My Blood Count Today: - Readings in square bracket [] are result from previous test.
[Compared to the result on 2, April 2009 – ColumbiaAsia]
Red Blood Count (HB) = 144[157] (Normal 130-180)
Platelet = 210[132] (Normal 150-450)
White Blood Count (WBC) = 4.4[3.5] (Normal 4 - 11)
Absolute Neutrophil Count (ANC) = 2.024[0.9] (Normal 1.5 - 8.0)
[Compared to the result on 2, March 2009 - UH]
ALT = 66[88] (Normal 30 – 65)
AST = 42[57] (Normal 15-37)
GGT = 36[82] (Normal 15-85)
I am fine today.
The blood count results have improved significantly compared to results on 2, April 2009. All counts are within the normal range now. Dr. Gan said the heavy drop of platelet, white blood count and ANC of last blood test might be due to viral infection, as I was sick that time.

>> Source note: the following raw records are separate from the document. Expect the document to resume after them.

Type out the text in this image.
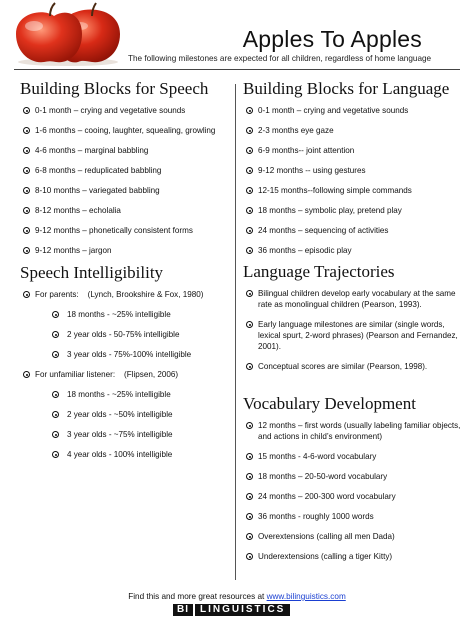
Apples To Apples
The following milestones are expected for all children, regardless of home language
Building Blocks for Speech
0-1 month – crying and vegetative sounds
1-6 months – cooing, laughter, squealing, growling
4-6 months – marginal babbling
6-8 months – reduplicated babbling
8-10 months – variegated babbling
8-12 months – echolalia
9-12 months – phonetically consistent forms
9-12 months – jargon
Speech Intelligibility
For parents:    (Lynch, Brookshire & Fox, 1980)
18 months - ~25% intelligible
2 year olds - 50-75% intelligible
3 year olds - 75%-100% intelligible
For unfamiliar listener:    (Flipsen, 2006)
18 months - ~25% intelligible
2 year olds - ~50% intelligible
3 year olds - ~75% intelligible
4 year olds - 100% intelligible
Building Blocks for Language
0-1 month – crying and vegetative sounds
2-3 months eye gaze
6-9 months-- joint attention
9-12 months -- using gestures
12-15 months--following simple commands
18 months – symbolic play, pretend play
24 months – sequencing of activities
36 months – episodic play
Language Trajectories
Bilingual children develop early vocabulary at the same rate as monolingual children (Pearson, 1993).
Early language milestones are similar (single words, lexical spurt, 2-word phrases) (Pearson and Fernandez, 2001).
Conceptual scores are similar (Pearson, 1998).
Vocabulary Development
12 months – first words (usually labeling familiar objects, and actions in child’s environment)
15 months - 4-6-word vocabulary
18 months – 20-50-word vocabulary
24 months – 200-300 word vocabulary
36 months - roughly 1000 words
Overextensions (calling all men Dada)
Underextensions (calling a tiger Kitty)
Find this and more great resources at www.bilinguistics.com
BI	LINGUISTICS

The liver function test result also improved and all readings are almost in the normal range.
Dr. Gan said my lung condition might due to chronic GVHD. However, she would not start any treatment until she sees result of the high resolution CT scan scheduled on 18 June. She referred my lung condition as BOOP/BO instead of Bronchioectasis, terms that I came across the first time.
Bronchiolitis obliterans, or Constrictive bronchiolitis, one form of which is called Popcorn Workers' Lung or popcorn lung, is a rare and life-threatening form of non-reversible obstructive lung disease in which the bronchioles (small airway branches) are plugged with granulation tissue.

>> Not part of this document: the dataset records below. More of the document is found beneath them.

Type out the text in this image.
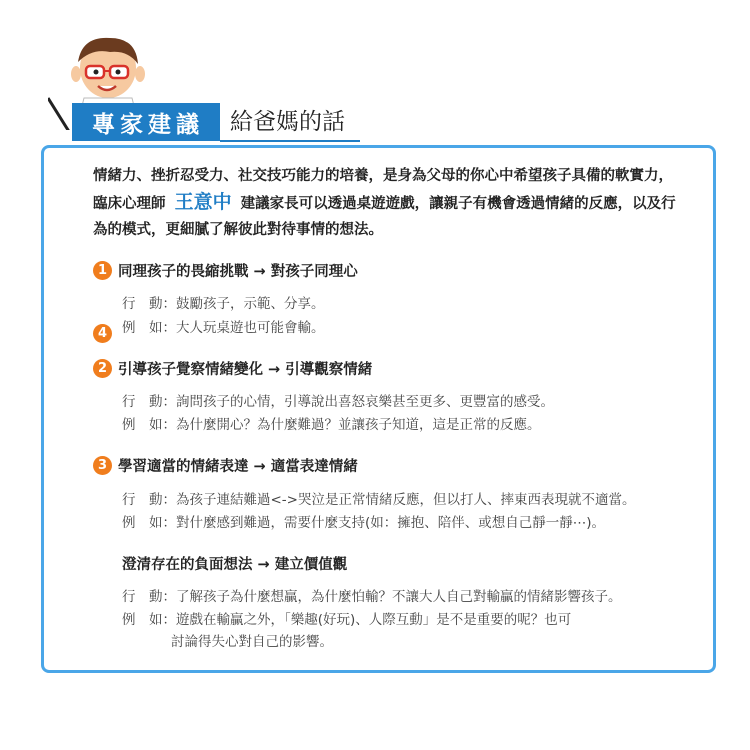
專家建議	給爸媽的話
情緒力、挫折忍受力、社交技巧能力的培養，是身為父母的你心中希望孩子具備的軟實力，臨床心理師 王意中 建議家長可以透過桌遊遊戲，讓親子有機會透過情緒的反應，以及行為的模式，更細膩了解彼此對待事情的想法。
1 同理孩子的畏縮挑戰 → 對孩子同理心
行　動：鼓勵孩子，示範、分享。
例　如：大人玩桌遊也可能會輸。
4
2 引導孩子覺察情緒變化 → 引導觀察情緒
行　動：詢問孩子的心情，引導說出喜怒哀樂甚至更多、更豐富的感受。
例　如：為什麼開心？為什麼難過？並讓孩子知道，這是正常的反應。
3 學習適當的情緒表達 → 適當表達情緒
行　動：為孩子連結難過<->哭泣是正常情緒反應，但以打人、摔東西表現就不適當。
例　如：對什麼感到難過，需要什麼支持(如：擁抱、陪伴、或想自己靜一靜⋯)。
澄清存在的負面想法 → 建立價值觀
行　動：了解孩子為什麼想贏，為什麼怕輸？不讓大人自己對輸贏的情緒影響孩子。
例　如：遊戲在輸贏之外，「樂趣(好玩)、人際互動」是不是重要的呢？也可
討論得失心對自己的影響。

Bronchiolitis means inflammation of the bronchioles and Obliterans refers to the fact that the inflammation of the bronchioles partially obliterates the airways. [Wikipedia]
Bronchiolitis obliterans organizing pneumonia (BOOP) is an inflammation of the bronchioles (bronchiolitis)[1] and surrounding tissue in the lungs. BOOP is often caused by a pre-existing chronic inflammatory disease like rheumatoid arthritis. BOOP can also be a side effect of certain medicinal drugs, e.g. amiodarone. [Wikipedia]

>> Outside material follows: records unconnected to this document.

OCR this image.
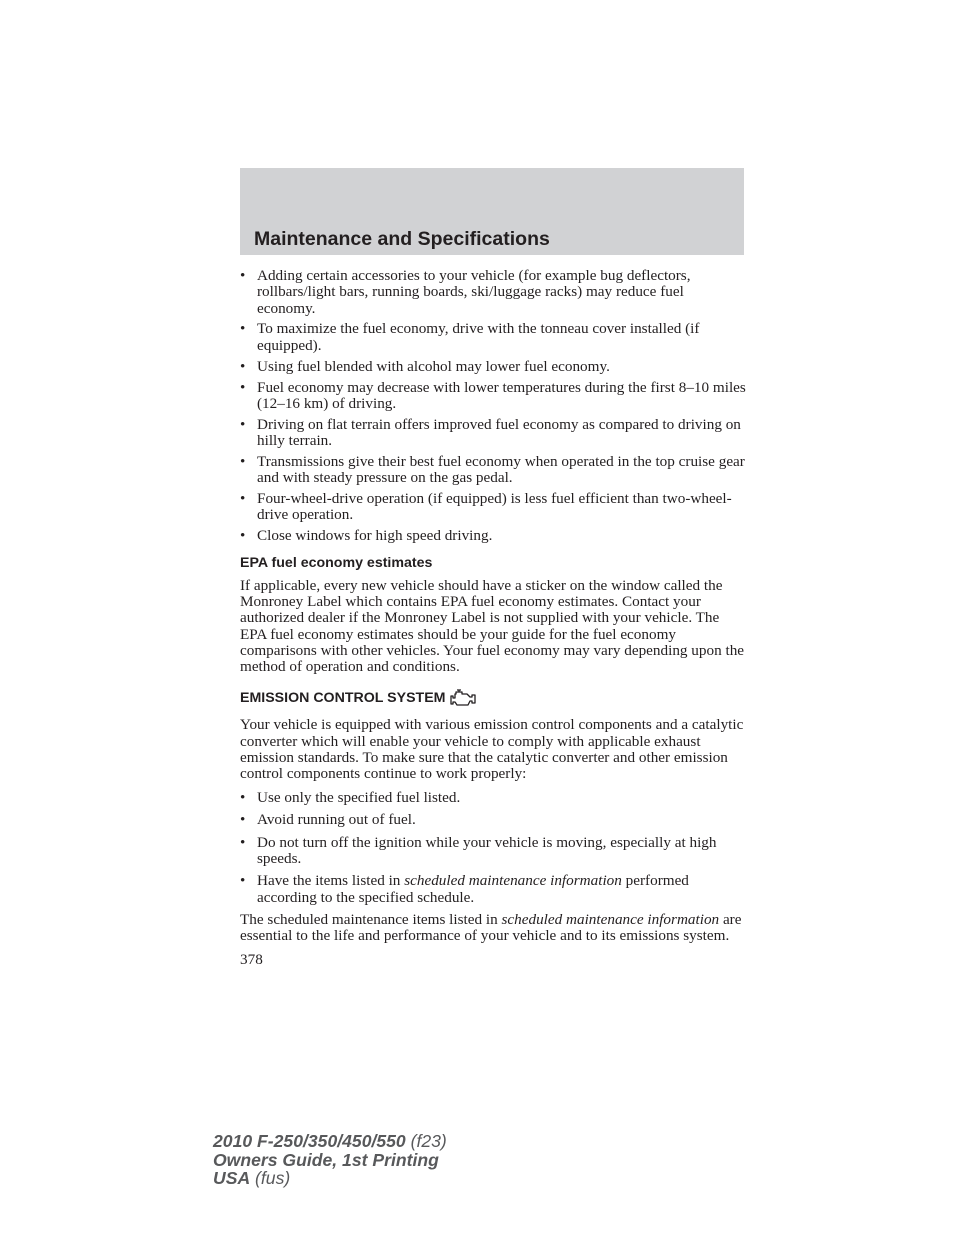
Maintenance and Specifications
• Adding certain accessories to your vehicle (for example bug deflectors, rollbars/light bars, running boards, ski/luggage racks) may reduce fuel economy.
• To maximize the fuel economy, drive with the tonneau cover installed (if equipped).
• Using fuel blended with alcohol may lower fuel economy.
• Fuel economy may decrease with lower temperatures during the first 8–10 miles (12–16 km) of driving.
• Driving on flat terrain offers improved fuel economy as compared to driving on hilly terrain.
• Transmissions give their best fuel economy when operated in the top cruise gear and with steady pressure on the gas pedal.
• Four-wheel-drive operation (if equipped) is less fuel efficient than two-wheel-drive operation.
• Close windows for high speed driving.
EPA fuel economy estimates

If applicable, every new vehicle should have a sticker on the window called the Monroney Label which contains EPA fuel economy estimates. Contact your authorized dealer if the Monroney Label is not supplied with your vehicle. The EPA fuel economy estimates should be your guide for the fuel economy comparisons with other vehicles. Your fuel economy may vary depending upon the method of operation and conditions.

EMISSION CONTROL SYSTEM

Your vehicle is equipped with various emission control components and a catalytic converter which will enable your vehicle to comply with applicable exhaust emission standards. To make sure that the catalytic converter and other emission control components continue to work properly:

• Use only the specified fuel listed.
• Avoid running out of fuel.
• Do not turn off the ignition while your vehicle is moving, especially at high speeds.
• Have the items listed in scheduled maintenance information performed according to the specified schedule.

The scheduled maintenance items listed in scheduled maintenance information are essential to the life and performance of your vehicle and to its emissions system.

378
2010 F-250/350/450/550 (f23)
Owners Guide, 1st Printing
USA (fus)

I found a article that describes the possible post-transplant lung issues which include BOOP/BO. The article can be accessed here.
The difference between BOOP/BO, according to the article:
BO is generally a disease of the small airways, where the small airways become narrower presumably due to GVHD, to the point that airflow is limited through the airways. On lung function testing, this appears as an obstructive pattern. When detected, BO is usually severe and generally irreversible. The goal of therapy with immunosuppression is to prevent progression. Unfortunately, BO is often "silent" and clinically unnoticed until it is severe. BO is generally not detectable using standard chest X-ray or CT, but can be detected using a high resolution CT scan. Respiratory infections can also cause airflow obstruction, so patients generally need a bronchoscopy to make sure an infection is not present before initiation of therapy. Therefore, our efforts here have focused on how to identify patients earlier, so treatment may be started to stop the progression of BO before it becomes severe. BOOP is an inflammatory disease that involves the small airways and the alveoli, the gas exchanging units in the lungs. Most commonly, this results in a restrictive pattern on lung function testing, which means that the lungs cannot expand well. BOOP is detectable using a CT scan or chest X-ray. However, because it looks like pneumonia, additional studies such as bronchoscopy and lung biopsy are usually necessary to confirm the diagnosis. BOOP differs from BO in that it is very responsive to immunosuppressive therapy. Most BOOP cases are completely reversible, although a small percentage of the population will have steroid resistant or dependent BOOP.
It is not sure which one do I have at the moment but I believe that my symptom is more toward BOOP as I can feel that the elasticity of my lung is greatly reduced – very restrictive and couldn’t expand well. If this is the case, then there is hope for complete recovery, perhaps with the steroid (Prednisolon) treatment again.
When doctor examined my abdomen, she noticed that my skin is getting very tough. This might be an indication of GVHD too.
I also sought her advice whether I should go ahead with the pneumonia and flu vaccinations as suggested by the lung specialist. She said that it is not advisable for one who has active GVHD to have vaccination. Since it is not sure whether I have active GVHD at the moment, she advised me to have the pneumonia vaccination first.
I will most probably do the vaccination during my next follow-up at haematology clinic which is scheduled 4 weeks later.